Der älteste dieser bekannten Superkontinente ist Rodiniaia. Es entstand vor etwa einer Milliarde Jahren im Präkambrium. Vor etwa 600 Millionen Jahren, bevor Rodinia zerfiel, fusionierte ein weiterer riesiger Kontinent namens Pannotia. Dies geschah auch am Ende des Präkambriums. Dies sind keine statischen Funktionen. Dabei handelt es sich um dynamische, heftige Plattenkollisionen, die das Klima und das Leben der Erde prägen.

Welche Kontinente kollidieren heute?

Es ist noch nicht vorbei. Dieselben Kräfte, die diese alten Riesen einst zerstörten, versuchen nun, sie zu vereinen. Mit heutigen Plattenbewegungen beginnt eine neue Montagephase.

Schauen Sie sich Afrika an. Es begann mit Südeuropa zu kollidieren. Das Mittelmeer schrumpft, es dehnt sich nicht aus. Gleichzeitig kollidiert die australische Platte mit Südostasien. Dies sind keine fernen Vorhersagen. Sie geschehen jetzt.

Wo wird der nächste Superkontinent entstehen?

Periodische Kombinationen der Kontinente der Welt werden Superkontinentzyklen genannt. Manche nennen dies den Wegener-Zyklus, nach Alfred Wegener, der als Erster die Idee der Kontinentalverschiebung vorschlug. Die aktuelle Entwicklungsrichtung deutet auf eine Zukunft hin, in der Afrika und Amerika zu Eurasien verschmelzen.

Dieser neue Superkontinent kommt den Ausmaßen von Pangäa nahe. Es wird sich in den nächsten 250 Millionen Jahren bilden. Details sind wichtig. Der Atlantische Ozean könnte sich schließen. Der Pazifische Ozean dehnt sich entsprechend der Subduktionsrate aus oder zieht sich zusammen, was noch nicht vollständig vorhersehbar ist. Am Ende wird es jedoch einen riesigen Kontinent geben.

Warum sind Superkontinentzyklen wichtig?

Es geht nicht nur darum, dass sich Steine ​​bewegen. Alles verändert sich, Kontinente verbinden sich. Als die Kontinente verschmolzen, verwandelte sich das Innere des Superkontinents in eine Wüste. Regen fällt an den Rändern, nicht in der Mitte. Die Artenvielfalt nimmt im Herzen des Landes dramatisch ab. Der Sauerstoffgehalt kann sinken.

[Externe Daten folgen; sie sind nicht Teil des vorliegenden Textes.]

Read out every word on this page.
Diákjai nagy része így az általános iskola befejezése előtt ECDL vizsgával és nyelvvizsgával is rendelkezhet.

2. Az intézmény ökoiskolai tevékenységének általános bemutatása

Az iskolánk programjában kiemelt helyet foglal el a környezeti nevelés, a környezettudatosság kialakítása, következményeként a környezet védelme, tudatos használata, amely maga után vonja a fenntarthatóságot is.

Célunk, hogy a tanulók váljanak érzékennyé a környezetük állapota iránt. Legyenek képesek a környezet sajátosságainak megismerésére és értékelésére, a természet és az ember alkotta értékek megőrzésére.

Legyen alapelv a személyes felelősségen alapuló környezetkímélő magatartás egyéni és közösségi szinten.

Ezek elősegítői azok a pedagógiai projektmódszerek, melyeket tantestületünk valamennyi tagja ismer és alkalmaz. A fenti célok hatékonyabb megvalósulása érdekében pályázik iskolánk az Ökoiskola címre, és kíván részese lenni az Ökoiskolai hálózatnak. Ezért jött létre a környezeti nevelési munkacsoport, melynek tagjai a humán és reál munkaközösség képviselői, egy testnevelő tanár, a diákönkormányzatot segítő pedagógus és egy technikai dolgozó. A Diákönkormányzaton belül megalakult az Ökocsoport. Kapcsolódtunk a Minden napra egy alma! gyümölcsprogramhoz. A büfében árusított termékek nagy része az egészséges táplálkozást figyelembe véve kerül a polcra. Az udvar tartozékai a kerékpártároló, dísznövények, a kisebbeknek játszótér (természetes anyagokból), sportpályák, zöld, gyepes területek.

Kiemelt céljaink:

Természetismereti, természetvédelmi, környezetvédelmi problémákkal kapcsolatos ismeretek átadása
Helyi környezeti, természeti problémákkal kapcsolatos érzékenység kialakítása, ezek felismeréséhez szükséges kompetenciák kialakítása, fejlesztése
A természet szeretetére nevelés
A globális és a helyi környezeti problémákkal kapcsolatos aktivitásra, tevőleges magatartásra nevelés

Die Evolution verlangsamt sich oder ändert völlig die Richtung.

Beweise dafür finden sich im Fossilienbestand. Auf jedes Auseinanderbrechen eines Superkontinents folgte eine gewaltige evolutionäre Explosion. Jede Aggregationsstufe führt zum Aussterben und zur Stagnation. Dieser Zyklus ist der Herzschlag der Erde.

Wie oft passiert das?

Geologen haben in den letzten Milliarden Jahren mehrere Superkontinente mit Platten überzogen. Rodiniaia. Pannotia. Pangäa. Und jetzt machen wir uns auf den Weg zum nächsten. Dies geschieht etwa alle 300-600 Millionen Jahre. Uns steht eine weitere Kollision bevor.

Es ist keine Frage, ob es passieren wird. Dies ist die Geschwindigkeit, mit der sich die Platten bewegen. Was passiert mit den lebenden Arten, wenn der Ozean verschwindet und die Welt untergeht?

Wir leben in der Ruhe vor dem Sturm. Die Platten geraten bereits in Bewegung. Wir können sie einfach nicht spüren.